Arrangement between Ford Motor Company and William Clay Ford, Jr. dated February 27, 2006
EX-10.AA1 17 ex10_aa1.htm EXHIBIT 10-AA-1 ARRANGEMENT BETWEEN FORD MOTOR COMPANY AND WILLIAM CLAY FORD, JR. DATED FEBRUARY 27, 2006.** Exhibit 10-AA-1 Arrangement between Ford Motor Company and William Clay Ford, Jr. dated February 27, 2006.**
Exhibit 10-AA-1
Arrangement between Ford Motor Company
and William Clay Ford, Jr. dated February 27, 2006
On February 27, 2006, the Compensation Committee of Ford's Board of Directors and William Clay Ford, Jr., Ford's Chairman and Chief Executive Officer, agreed to clarify the terms of Mr. Ford's compensation arrangements relating to Mr. Ford's eligibility to receive certain Restricted Stock Equivalents. In March 2005, the Compensation Committee approved an arrangement whereby one-half of the value of Mr. Ford's usual long-term incentive grant (normally a grant of stock options) was replaced with an opportunity to earn up to a target amount of Restricted Stock Equivalents based on his performance during 2005. Since the arrangement began in March 2005, the Committee did not intend that it would be covered by the May 11, 2005, agreement whereby Mr. Ford and the Committee agreed that Mr.
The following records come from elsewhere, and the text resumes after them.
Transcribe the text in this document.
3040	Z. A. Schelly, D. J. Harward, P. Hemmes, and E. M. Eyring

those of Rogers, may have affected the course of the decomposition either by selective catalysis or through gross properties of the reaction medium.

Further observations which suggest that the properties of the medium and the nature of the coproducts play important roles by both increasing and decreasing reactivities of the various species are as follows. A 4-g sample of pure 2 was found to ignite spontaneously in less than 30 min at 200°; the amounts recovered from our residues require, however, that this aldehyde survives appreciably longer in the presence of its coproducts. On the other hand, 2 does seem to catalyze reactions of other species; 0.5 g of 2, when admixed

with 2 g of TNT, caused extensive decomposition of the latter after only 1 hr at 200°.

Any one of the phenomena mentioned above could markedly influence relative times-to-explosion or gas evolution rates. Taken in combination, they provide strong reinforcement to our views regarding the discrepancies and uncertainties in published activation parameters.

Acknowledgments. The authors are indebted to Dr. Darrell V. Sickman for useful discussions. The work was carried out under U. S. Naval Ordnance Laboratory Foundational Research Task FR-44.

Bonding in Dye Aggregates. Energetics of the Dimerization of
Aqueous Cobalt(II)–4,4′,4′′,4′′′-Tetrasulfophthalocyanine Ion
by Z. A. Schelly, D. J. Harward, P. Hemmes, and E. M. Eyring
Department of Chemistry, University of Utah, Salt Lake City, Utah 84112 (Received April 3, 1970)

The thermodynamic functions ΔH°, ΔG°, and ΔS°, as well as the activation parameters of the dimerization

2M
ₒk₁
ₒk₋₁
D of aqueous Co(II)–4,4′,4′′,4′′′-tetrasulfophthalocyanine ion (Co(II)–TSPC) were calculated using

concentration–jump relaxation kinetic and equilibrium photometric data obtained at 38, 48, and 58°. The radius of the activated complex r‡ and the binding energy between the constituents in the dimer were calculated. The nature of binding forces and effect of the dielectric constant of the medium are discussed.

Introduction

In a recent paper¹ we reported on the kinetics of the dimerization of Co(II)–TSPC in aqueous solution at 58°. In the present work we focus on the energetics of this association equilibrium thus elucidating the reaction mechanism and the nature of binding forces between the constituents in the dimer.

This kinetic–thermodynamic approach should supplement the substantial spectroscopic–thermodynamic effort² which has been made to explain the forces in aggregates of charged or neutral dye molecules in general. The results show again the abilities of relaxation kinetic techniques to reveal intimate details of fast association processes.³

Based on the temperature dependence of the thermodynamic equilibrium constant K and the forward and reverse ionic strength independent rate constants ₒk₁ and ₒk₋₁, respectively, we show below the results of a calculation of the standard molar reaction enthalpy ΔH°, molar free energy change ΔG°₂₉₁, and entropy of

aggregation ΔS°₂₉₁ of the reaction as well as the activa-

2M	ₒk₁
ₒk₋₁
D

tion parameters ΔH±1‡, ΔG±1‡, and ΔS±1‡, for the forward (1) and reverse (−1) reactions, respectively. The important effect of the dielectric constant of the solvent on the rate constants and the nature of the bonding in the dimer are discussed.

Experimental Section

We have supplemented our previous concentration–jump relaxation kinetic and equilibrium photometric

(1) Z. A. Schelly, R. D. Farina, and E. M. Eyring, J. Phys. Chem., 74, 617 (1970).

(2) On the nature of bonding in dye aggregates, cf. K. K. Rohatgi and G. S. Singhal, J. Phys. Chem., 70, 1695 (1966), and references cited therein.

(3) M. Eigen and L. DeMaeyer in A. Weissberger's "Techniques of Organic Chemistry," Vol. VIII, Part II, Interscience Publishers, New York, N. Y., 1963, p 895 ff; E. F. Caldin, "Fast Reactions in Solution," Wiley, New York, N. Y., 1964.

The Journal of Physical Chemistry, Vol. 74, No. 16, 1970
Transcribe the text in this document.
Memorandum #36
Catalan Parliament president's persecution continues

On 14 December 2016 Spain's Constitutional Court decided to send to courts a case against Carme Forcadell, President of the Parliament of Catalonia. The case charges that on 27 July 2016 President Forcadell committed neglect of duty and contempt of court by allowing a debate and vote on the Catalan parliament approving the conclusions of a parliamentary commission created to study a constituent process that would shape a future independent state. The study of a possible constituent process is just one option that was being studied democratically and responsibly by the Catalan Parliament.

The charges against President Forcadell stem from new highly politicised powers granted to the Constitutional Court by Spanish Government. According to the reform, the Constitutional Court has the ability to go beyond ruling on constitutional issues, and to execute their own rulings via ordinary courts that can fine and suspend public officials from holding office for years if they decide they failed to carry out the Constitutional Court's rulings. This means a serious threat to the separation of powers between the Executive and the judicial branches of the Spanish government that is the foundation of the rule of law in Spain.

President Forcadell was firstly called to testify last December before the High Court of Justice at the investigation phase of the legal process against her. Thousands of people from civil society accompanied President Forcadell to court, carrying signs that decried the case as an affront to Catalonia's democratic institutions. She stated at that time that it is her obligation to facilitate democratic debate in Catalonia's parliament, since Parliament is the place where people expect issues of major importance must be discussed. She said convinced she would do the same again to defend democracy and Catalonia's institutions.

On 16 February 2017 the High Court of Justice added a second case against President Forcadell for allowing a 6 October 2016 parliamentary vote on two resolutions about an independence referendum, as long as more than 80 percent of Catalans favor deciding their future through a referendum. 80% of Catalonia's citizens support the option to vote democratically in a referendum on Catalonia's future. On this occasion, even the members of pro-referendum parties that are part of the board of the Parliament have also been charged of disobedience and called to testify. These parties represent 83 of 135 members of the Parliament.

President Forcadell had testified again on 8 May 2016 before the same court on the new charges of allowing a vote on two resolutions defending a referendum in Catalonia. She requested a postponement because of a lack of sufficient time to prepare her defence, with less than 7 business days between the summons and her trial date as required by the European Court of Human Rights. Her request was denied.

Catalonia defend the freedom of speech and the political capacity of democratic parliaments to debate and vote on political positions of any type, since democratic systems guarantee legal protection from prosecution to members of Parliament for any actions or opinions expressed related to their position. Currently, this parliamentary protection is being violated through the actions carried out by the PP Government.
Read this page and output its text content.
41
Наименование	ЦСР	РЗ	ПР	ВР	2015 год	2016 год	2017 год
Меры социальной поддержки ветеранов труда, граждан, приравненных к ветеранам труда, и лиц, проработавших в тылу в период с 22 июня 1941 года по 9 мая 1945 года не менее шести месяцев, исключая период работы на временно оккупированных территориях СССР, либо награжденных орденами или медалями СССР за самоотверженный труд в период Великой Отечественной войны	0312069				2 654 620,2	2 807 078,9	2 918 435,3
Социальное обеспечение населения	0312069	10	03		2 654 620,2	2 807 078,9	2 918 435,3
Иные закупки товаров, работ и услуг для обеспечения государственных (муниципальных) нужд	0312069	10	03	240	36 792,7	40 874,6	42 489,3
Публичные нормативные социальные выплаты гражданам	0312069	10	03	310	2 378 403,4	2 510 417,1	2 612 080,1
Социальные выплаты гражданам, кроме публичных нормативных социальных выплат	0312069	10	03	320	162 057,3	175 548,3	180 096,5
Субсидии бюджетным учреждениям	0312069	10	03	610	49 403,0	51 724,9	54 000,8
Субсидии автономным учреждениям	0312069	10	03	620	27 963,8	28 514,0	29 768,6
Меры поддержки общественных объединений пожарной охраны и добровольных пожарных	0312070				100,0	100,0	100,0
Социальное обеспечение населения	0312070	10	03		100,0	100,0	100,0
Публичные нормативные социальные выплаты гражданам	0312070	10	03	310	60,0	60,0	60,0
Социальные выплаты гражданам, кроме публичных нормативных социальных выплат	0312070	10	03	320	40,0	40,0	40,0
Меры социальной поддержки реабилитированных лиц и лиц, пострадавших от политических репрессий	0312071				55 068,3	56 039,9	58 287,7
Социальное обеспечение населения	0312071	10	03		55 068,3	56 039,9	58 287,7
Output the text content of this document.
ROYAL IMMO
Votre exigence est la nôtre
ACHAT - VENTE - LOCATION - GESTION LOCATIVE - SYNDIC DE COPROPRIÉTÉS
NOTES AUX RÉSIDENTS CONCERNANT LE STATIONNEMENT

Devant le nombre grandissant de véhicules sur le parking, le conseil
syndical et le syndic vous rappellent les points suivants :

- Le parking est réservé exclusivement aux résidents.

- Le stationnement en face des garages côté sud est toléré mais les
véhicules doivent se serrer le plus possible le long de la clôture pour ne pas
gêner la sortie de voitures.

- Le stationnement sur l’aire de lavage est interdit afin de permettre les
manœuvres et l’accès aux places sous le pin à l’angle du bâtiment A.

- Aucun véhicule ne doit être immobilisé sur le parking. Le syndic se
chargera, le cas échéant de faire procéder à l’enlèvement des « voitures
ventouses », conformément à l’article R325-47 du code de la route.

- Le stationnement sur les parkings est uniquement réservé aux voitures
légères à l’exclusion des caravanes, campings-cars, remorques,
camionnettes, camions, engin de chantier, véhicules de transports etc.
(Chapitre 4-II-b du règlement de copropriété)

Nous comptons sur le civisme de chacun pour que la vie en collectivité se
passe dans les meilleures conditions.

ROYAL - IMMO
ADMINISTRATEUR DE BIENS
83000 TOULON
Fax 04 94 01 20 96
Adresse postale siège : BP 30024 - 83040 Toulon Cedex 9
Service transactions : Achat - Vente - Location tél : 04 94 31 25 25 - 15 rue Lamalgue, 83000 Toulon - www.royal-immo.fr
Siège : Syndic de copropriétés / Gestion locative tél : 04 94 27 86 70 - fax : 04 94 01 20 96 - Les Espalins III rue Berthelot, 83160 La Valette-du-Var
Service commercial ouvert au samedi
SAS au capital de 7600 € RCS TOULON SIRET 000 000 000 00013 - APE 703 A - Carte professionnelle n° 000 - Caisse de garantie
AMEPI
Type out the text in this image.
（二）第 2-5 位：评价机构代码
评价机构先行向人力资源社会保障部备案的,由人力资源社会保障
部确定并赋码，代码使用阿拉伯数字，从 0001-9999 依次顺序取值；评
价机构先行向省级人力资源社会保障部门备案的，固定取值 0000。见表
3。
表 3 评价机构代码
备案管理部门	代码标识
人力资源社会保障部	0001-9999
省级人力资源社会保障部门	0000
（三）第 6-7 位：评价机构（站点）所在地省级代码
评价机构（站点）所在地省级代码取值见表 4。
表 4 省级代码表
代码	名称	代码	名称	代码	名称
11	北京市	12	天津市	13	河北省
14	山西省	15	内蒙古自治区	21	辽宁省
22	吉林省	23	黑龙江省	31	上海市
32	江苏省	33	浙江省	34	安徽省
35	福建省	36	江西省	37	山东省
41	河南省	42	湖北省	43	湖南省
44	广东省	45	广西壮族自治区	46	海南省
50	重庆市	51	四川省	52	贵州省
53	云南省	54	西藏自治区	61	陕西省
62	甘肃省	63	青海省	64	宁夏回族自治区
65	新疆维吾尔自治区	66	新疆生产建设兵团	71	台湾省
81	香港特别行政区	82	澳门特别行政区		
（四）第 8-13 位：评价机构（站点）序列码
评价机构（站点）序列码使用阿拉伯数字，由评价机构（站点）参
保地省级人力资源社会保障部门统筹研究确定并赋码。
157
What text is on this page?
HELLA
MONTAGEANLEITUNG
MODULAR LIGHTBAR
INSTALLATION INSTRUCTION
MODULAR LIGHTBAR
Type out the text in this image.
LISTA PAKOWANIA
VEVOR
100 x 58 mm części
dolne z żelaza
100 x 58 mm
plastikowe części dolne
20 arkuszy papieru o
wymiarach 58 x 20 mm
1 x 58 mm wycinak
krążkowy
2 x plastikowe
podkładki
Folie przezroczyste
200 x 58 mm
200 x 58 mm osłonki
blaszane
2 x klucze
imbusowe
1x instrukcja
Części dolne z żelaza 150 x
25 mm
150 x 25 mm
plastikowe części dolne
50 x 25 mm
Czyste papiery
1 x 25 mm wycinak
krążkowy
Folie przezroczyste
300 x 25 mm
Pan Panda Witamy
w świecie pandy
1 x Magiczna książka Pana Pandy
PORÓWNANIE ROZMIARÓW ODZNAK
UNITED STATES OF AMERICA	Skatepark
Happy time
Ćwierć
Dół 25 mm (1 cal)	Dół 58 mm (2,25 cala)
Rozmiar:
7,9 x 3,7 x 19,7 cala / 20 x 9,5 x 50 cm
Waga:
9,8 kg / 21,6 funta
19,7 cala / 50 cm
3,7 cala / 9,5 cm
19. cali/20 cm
Ford would forego any "new" compensation until the Company's Automotive sector has achieved sustainable profitability. Mr. Ford will not take part in any similar program or receive any salary, bonus, or long-term compensation for 2006, unless allowed under the May 11, 2005 agreement. Mr. Ford has committed to donate shares representing any final award he receives from this 2005 performance-based opportunity to charitable organizations of his choice when the restriction period lapses and the Restricted Stock Equivalents convert to unrestricted shares of common stock in 2007.